Know your "enemy." Identify what causes you stress and find ways around it. For example, some people find stores too crowded in December. If you need to shop, try shopping online from the comfort of your home, or order by phone or mail. Take a half-day off work to shop when stores are less busy. Give home-made gifts or ones that don't need to be bought or wrapped (such as a promise to take someone to the theatre, or a night of babysitting.)

Get enough sleep. Give yourself the gift of a good night's rest. Get your shopping, wrapping, and planning done in time for a full seven to eight hours of sleep each night, and more during periods of extra stress.

Eat your veggies. During stressful times, your immune system could use an extra boost of nutrition. Keep fresh or canned veggies on hand to supplement your meals or fill in the gaps as snacks. For further information, see "Savour the flavours of the season – without overdoing it!"

Avoid using caffeine, alcohol, or tobacco as a prop to help you keep going. If you find you can't keep up with your schedule, it may mean you need to re-evaluate and reduce some of your commitments.

Don't overbook. It is all right to say "no" now and again! You have the option of politely declining invitations or rescheduling a few events if need be. Save your strength and holiday spirit for the activities that really matter to you.

Give yourself a break. Many of us get so caught up in giving and sharing with others that we forget to take care of ourselves. Slot in some relaxation time – you deserve it! This is one appointment you really shouldn't decline.

Active living for the holidays

Let it snow! Let it snow! Let it snow? Whether you're a fan of the white stuff or not, it'll be hard for many of us to avoid the snow this winter. Rather than hibernating until spring, embrace the fun, festive, seasonal spirit and take part in some winter fitness.

You could gather your family and friends and make winter fitness a group thing. Or you could head out into the snow with only yourself and a playful, adventurous attitude. Either way, find a place for fitness in your holiday schedule. Physical activity can help relieve stress and burn off some of those holiday indulgences. It doesn't have to take a lot of time, or even be particularly strenuous. Evidence shows that even low-intensity exercise has health benefits.

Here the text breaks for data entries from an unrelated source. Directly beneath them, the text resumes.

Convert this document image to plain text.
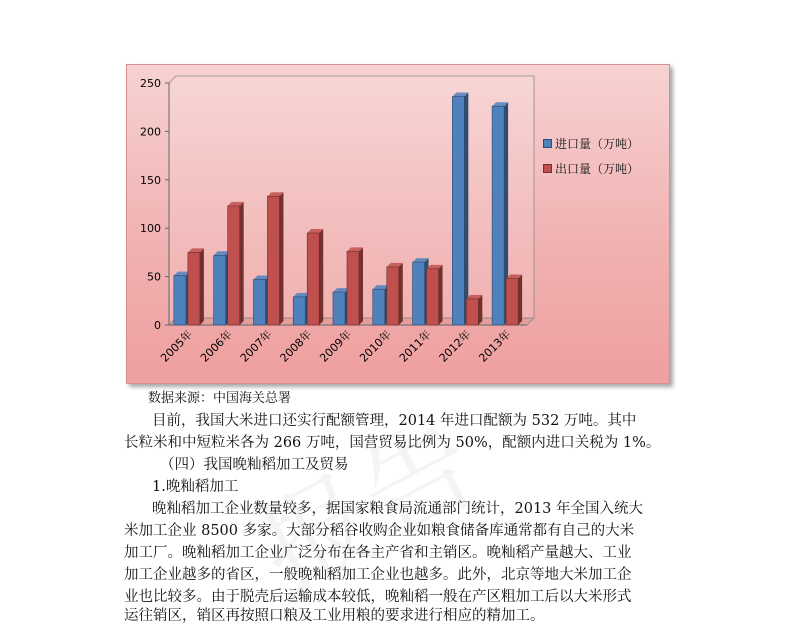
0
50
100
150
200
250
2005年 2006年 2007年 2008年 2009年 2010年 2011年 2012年 2013年
进口量（万吨）
出口量（万吨）
数据来源：中国海关总署
目前，我国大米进口还实行配额管理，2014 年进口配额为 532 万吨。其中
长粒米和中短粒米各为 266 万吨，国营贸易比例为 50%，配额内进口关税为 1%。
（四）我国晚籼稻加工及贸易
1.晚籼稻加工
晚籼稻加工企业数量较多，据国家粮食局流通部门统计，2013 年全国入统大
米加工企业 8500 多家。大部分稻谷收购企业如粮食储备库通常都有自己的大米
加工厂。晚籼稻加工企业广泛分布在各主产省和主销区。晚籼稻产量越大、工业
加工企业越多的省区，一般晚籼稻加工企业也越多。此外，北京等地大米加工企
业也比较多。由于脱壳后运输成本较低，晚籼稻一般在产区粗加工后以大米形式
运往销区，销区再按照口粮及工业用粮的要求进行相应的精加工。
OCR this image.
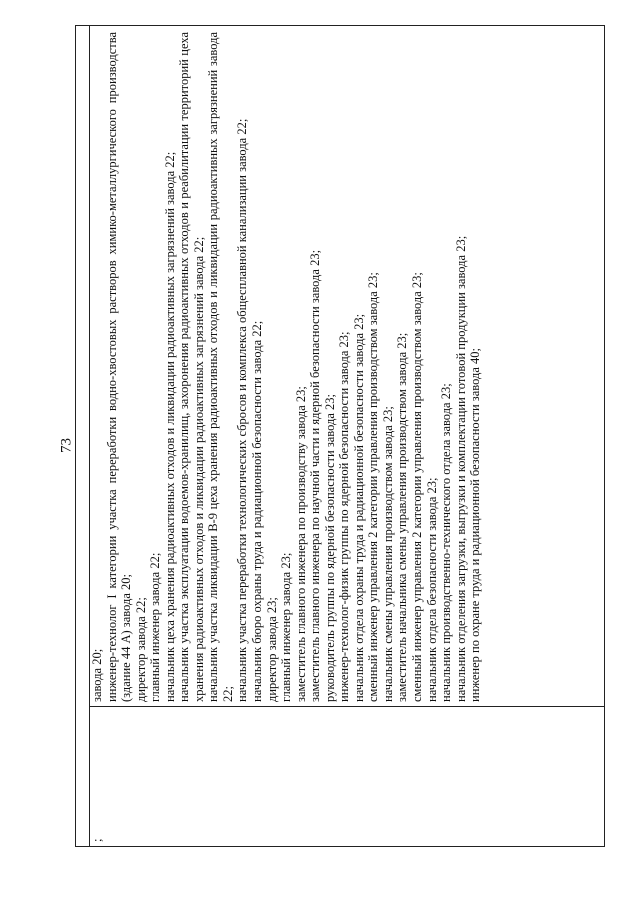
73
;
завода 20; инженер-технолог I категории участка переработки водно-хвостовых растворов химико-металлургического производства (здание 44 А) завода 20; директор завода 22; главный инженер завода 22; начальник цеха хранения радиоактивных отходов и ликвидации радиоактивных загрязнений завода 22; начальник участка эксплуатации водоемов-хранилищ, захоронения радиоактивных отходов и реабилитации территорий цеха хранения радиоактивных отходов и ликвидации радиоактивных загрязнений завода 22; начальник участка ликвидации В-9 цеха хранения радиоактивных отходов и ликвидации радиоактивных загрязнений завода 22; начальник участка переработки технологических сбросов и комплекса общесплавной канализации завода 22; начальник бюро охраны труда и радиационной безопасности завода 22; директор завода 23; главный инженер завода 23; заместитель главного инженера по производству завода 23; заместитель главного инженера по научной части и ядерной безопасности завода 23; руководитель группы по ядерной безопасности завода 23; инженер-технолог-физик группы по ядерной безопасности завода 23; начальник отдела охраны труда и радиационной безопасности завода 23; сменный инженер управления 2 категории управления производством завода 23; начальник смены управления производством завода 23; заместитель начальника смены управления производством завода 23; сменный инженер управления 2 категории управления производством завода 23; начальник отдела безопасности завода 23; начальник производственно-технического отдела завода 23; начальник отделения загрузки, выгрузки и комплектации готовой продукции завода 23; инженер по охране труда и радиационной безопасности завода 40;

Keep in mind that while physical activity offers a range of health rewards, everyone should proceed at their own pace. If you have been habitually physically inactive, start slowly and gradually add on daily to the amount of exercise you do. If you have health concerns, speak to your health professional about the level or type of activity that is right for you. For extra information on physical fitness, read "Canada's Physical Activity Guide to Healthy Living" at www.phac-aspc.gc.ca.

Try the following activities. Winter has much to offer – get out there and enjoy the season!

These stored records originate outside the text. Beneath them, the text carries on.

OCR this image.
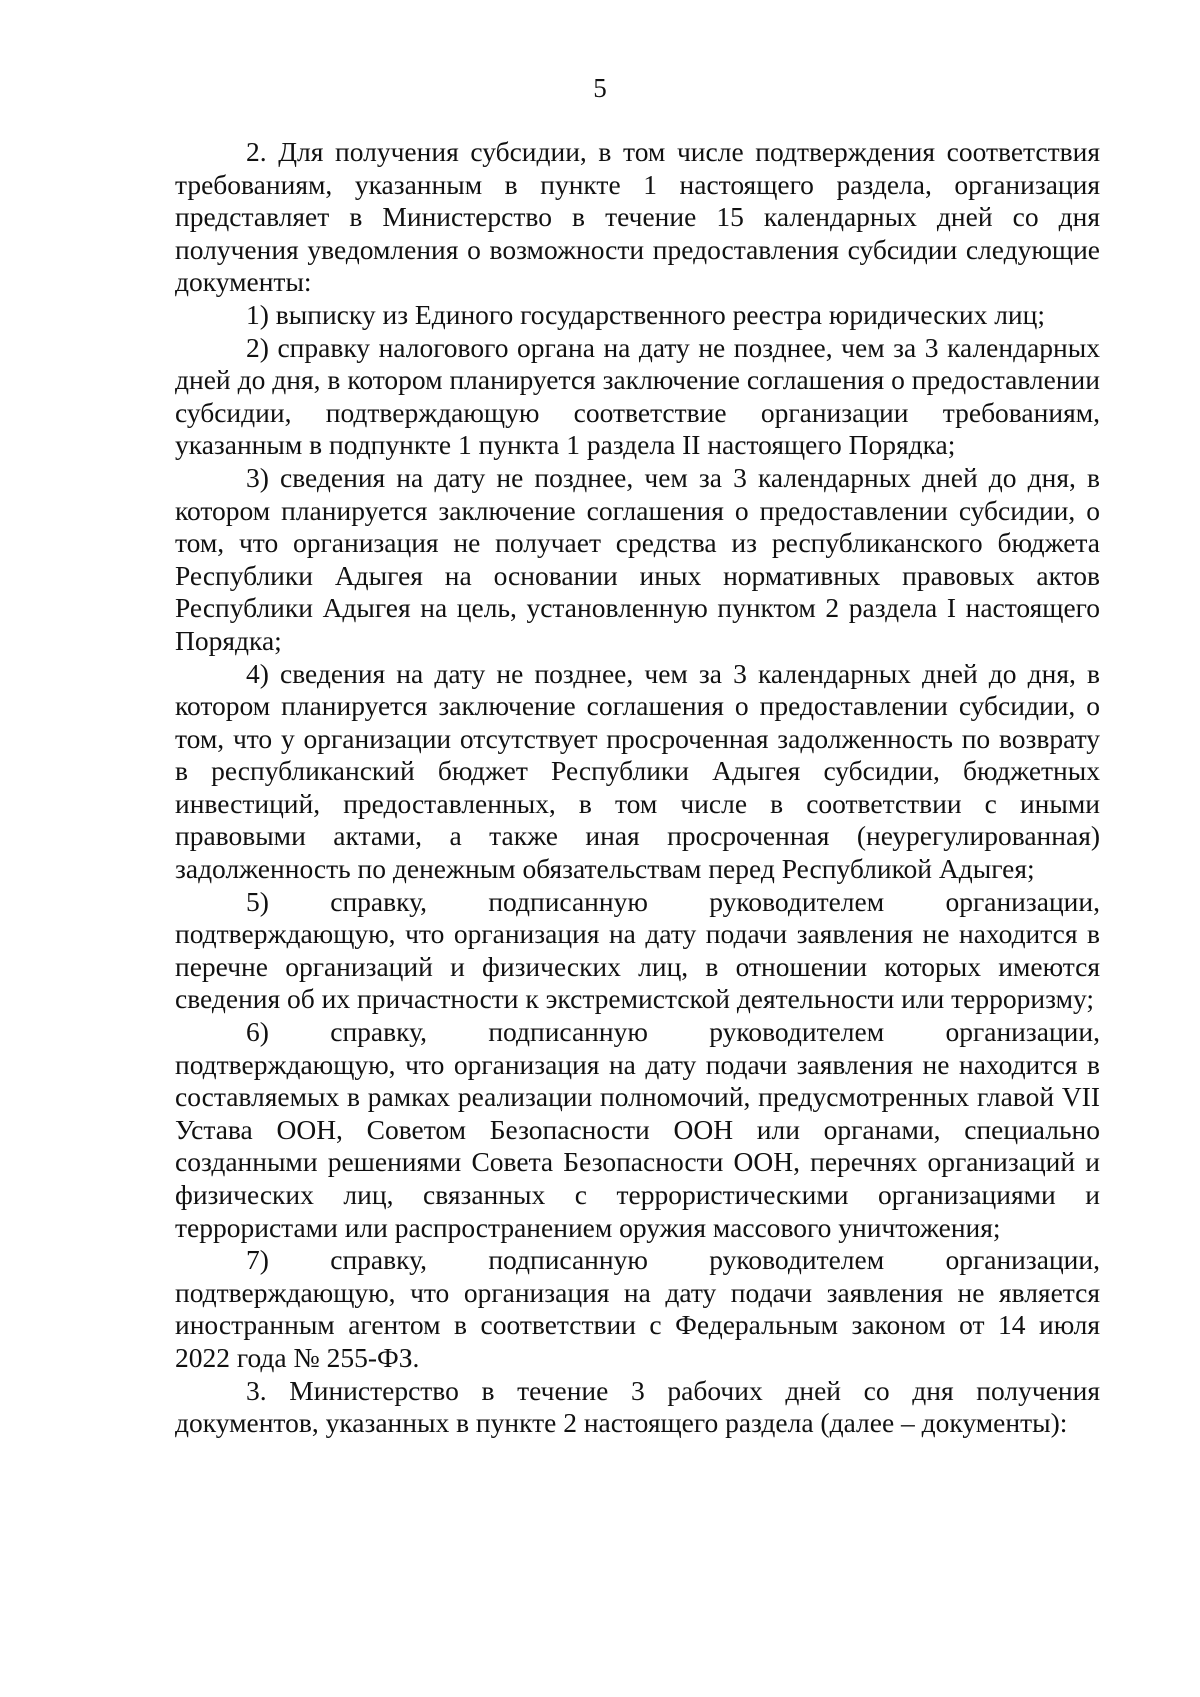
5

2. Для получения субсидии, в том числе подтверждения соответствия требованиям, указанным в пункте 1 настоящего раздела, организация представляет в Министерство в течение 15 календарных дней со дня получения уведомления о возможности предоставления субсидии следующие документы:

1) выписку из Единого государственного реестра юридических лиц;

2) справку налогового органа на дату не позднее, чем за 3 календарных дней до дня, в котором планируется заключение соглашения о предоставлении субсидии, подтверждающую соответствие организации требованиям, указанным в подпункте 1 пункта 1 раздела II настоящего Порядка;

3) сведения на дату не позднее, чем за 3 календарных дней до дня, в котором планируется заключение соглашения о предоставлении субсидии, о том, что организация не получает средства из республиканского бюджета Республики Адыгея на основании иных нормативных правовых актов Республики Адыгея на цель, установленную пунктом 2 раздела I настоящего Порядка;

4) сведения на дату не позднее, чем за 3 календарных дней до дня, в котором планируется заключение соглашения о предоставлении субсидии, о том, что у организации отсутствует просроченная задолженность по возврату в республиканский бюджет Республики Адыгея субсидии, бюджетных инвестиций, предоставленных, в том числе в соответствии с иными правовыми актами, а также иная просроченная (неурегулированная) задолженность по денежным обязательствам перед Республикой Адыгея;

5) справку, подписанную руководителем организации, подтверждающую, что организация на дату подачи заявления не находится в перечне организаций и физических лиц, в отношении которых имеются сведения об их причастности к экстремистской деятельности или терроризму;

6) справку, подписанную руководителем организации, подтверждающую, что организация на дату подачи заявления не находится в составляемых в рамках реализации полномочий, предусмотренных главой VII Устава ООН, Советом Безопасности ООН или органами, специально созданными решениями Совета Безопасности ООН, перечнях организаций и физических лиц, связанных с террористическими организациями и террористами или распространением оружия массового уничтожения;

7) справку, подписанную руководителем организации, подтверждающую, что организация на дату подачи заявления не является иностранным агентом в соответствии с Федеральным законом от 14 июля 2022 года № 255-ФЗ.

3. Министерство в течение 3 рабочих дней со дня получения документов, указанных в пункте 2 настоящего раздела (далее – документы):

Strap on those skates. Whether you're skating on a rink, a lake, or canal, make the most of the outdoor skating season. It's part of the Canadian winter landscape! If you do skate on lakes, canals, or other natural bodies of water, remember that ice can be unpredictable and that you should always check with local authorities in advance about the safety of the ice you'd like to skate on.

Hit the slopes. Snowboarding, downhill skiing, tobogganing... slopes of varying grades provide hours of fun. Ski hills offer ski and snowboard lessons for everyone from beginner level onwards, so the whole family can get involved. And an afternoon of tobogganing can get the heart pumping and the laughter roaring. What better way to top off the holidays?

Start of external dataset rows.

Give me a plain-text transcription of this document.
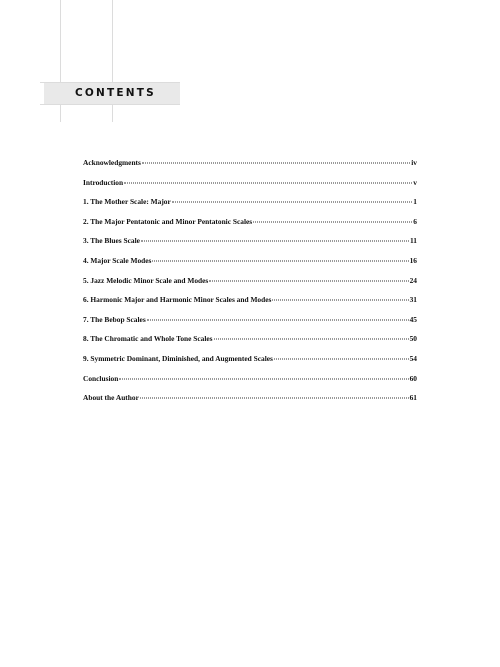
CONTENTS
Acknowledgments	iv
Introduction	v
1. The Mother Scale: Major	1
2. The Major Pentatonic and Minor Pentatonic Scales	6
3. The Blues Scale	11
4. Major Scale Modes	16
5. Jazz Melodic Minor Scale and Modes	24
6. Harmonic Major and Harmonic Minor Scales and Modes	31
7. The Bebop Scales	45
8. The Chromatic and Whole Tone Scales	50
9. Symmetric Dominant, Diminished, and Augmented Scales	54
Conclusion	60
About the Author	61
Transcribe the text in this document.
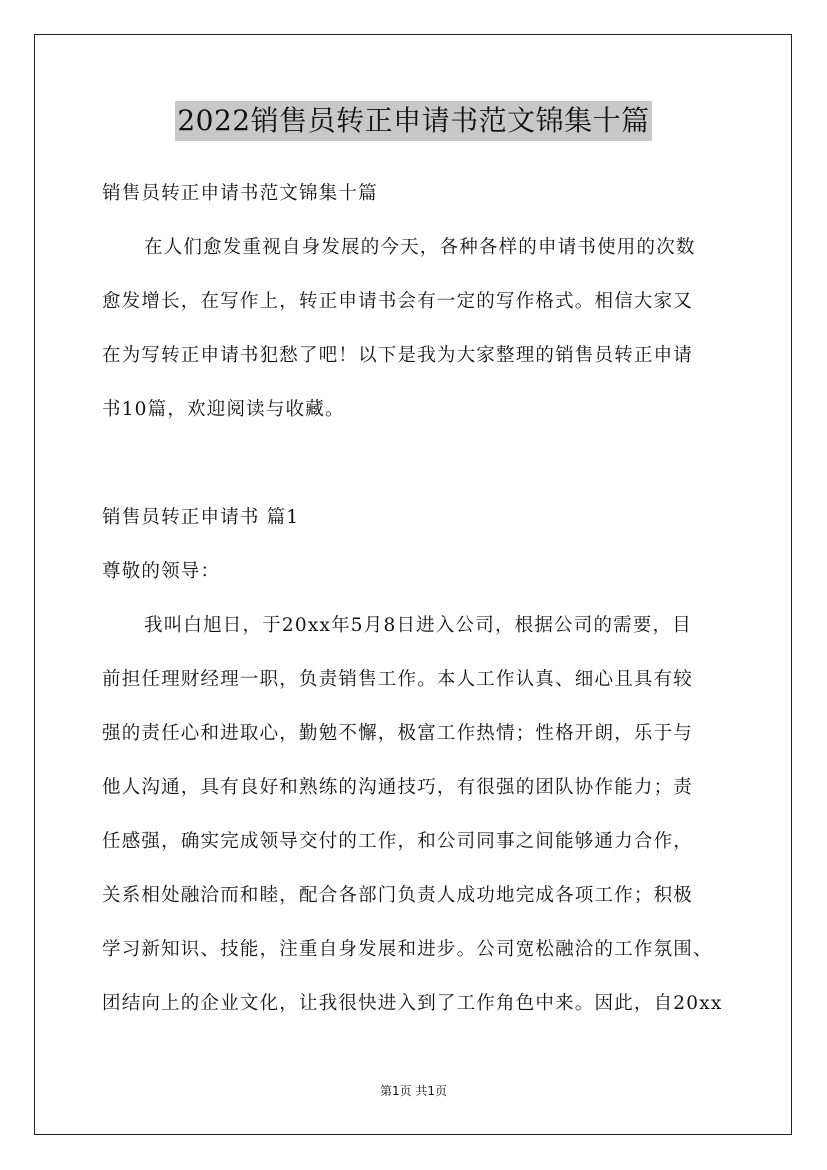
2022销售员转正申请书范文锦集十篇
销售员转正申请书范文锦集十篇
在人们愈发重视自身发展的今天，各种各样的申请书使用的次数
愈发增长，在写作上，转正申请书会有一定的写作格式。相信大家又
在为写转正申请书犯愁了吧！以下是我为大家整理的销售员转正申请
书10篇，欢迎阅读与收藏。
销售员转正申请书 篇1
尊敬的领导：
我叫白旭日，于20xx年5月8日进入公司，根据公司的需要，目
前担任理财经理一职，负责销售工作。本人工作认真、细心且具有较
强的责任心和进取心，勤勉不懈，极富工作热情；性格开朗，乐于与
他人沟通，具有良好和熟练的沟通技巧，有很强的团队协作能力；责
任感强，确实完成领导交付的工作，和公司同事之间能够通力合作，
关系相处融洽而和睦，配合各部门负责人成功地完成各项工作；积极
学习新知识、技能，注重自身发展和进步。公司宽松融洽的工作氛围、
团结向上的企业文化，让我很快进入到了工作角色中来。因此，自20xx
第1页 共1页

Ski cross-country. Whether you live in an urban or rural setting, Canada has a wealth of nearby parks and trails just waiting to be explored. Before you venture out, familiarize yourself with appropriate safety precautions. Contact your local cross-country ski organization for more details.

Walk in a winter wonderland. Or, better yet, put on the snowshoes. "Snowshoeing in a winter wonderland" doesn't have the same ring, but it may be just the way to slow down the holiday pace and appreciate the beauty that the season has to offer – and get some good exercise too!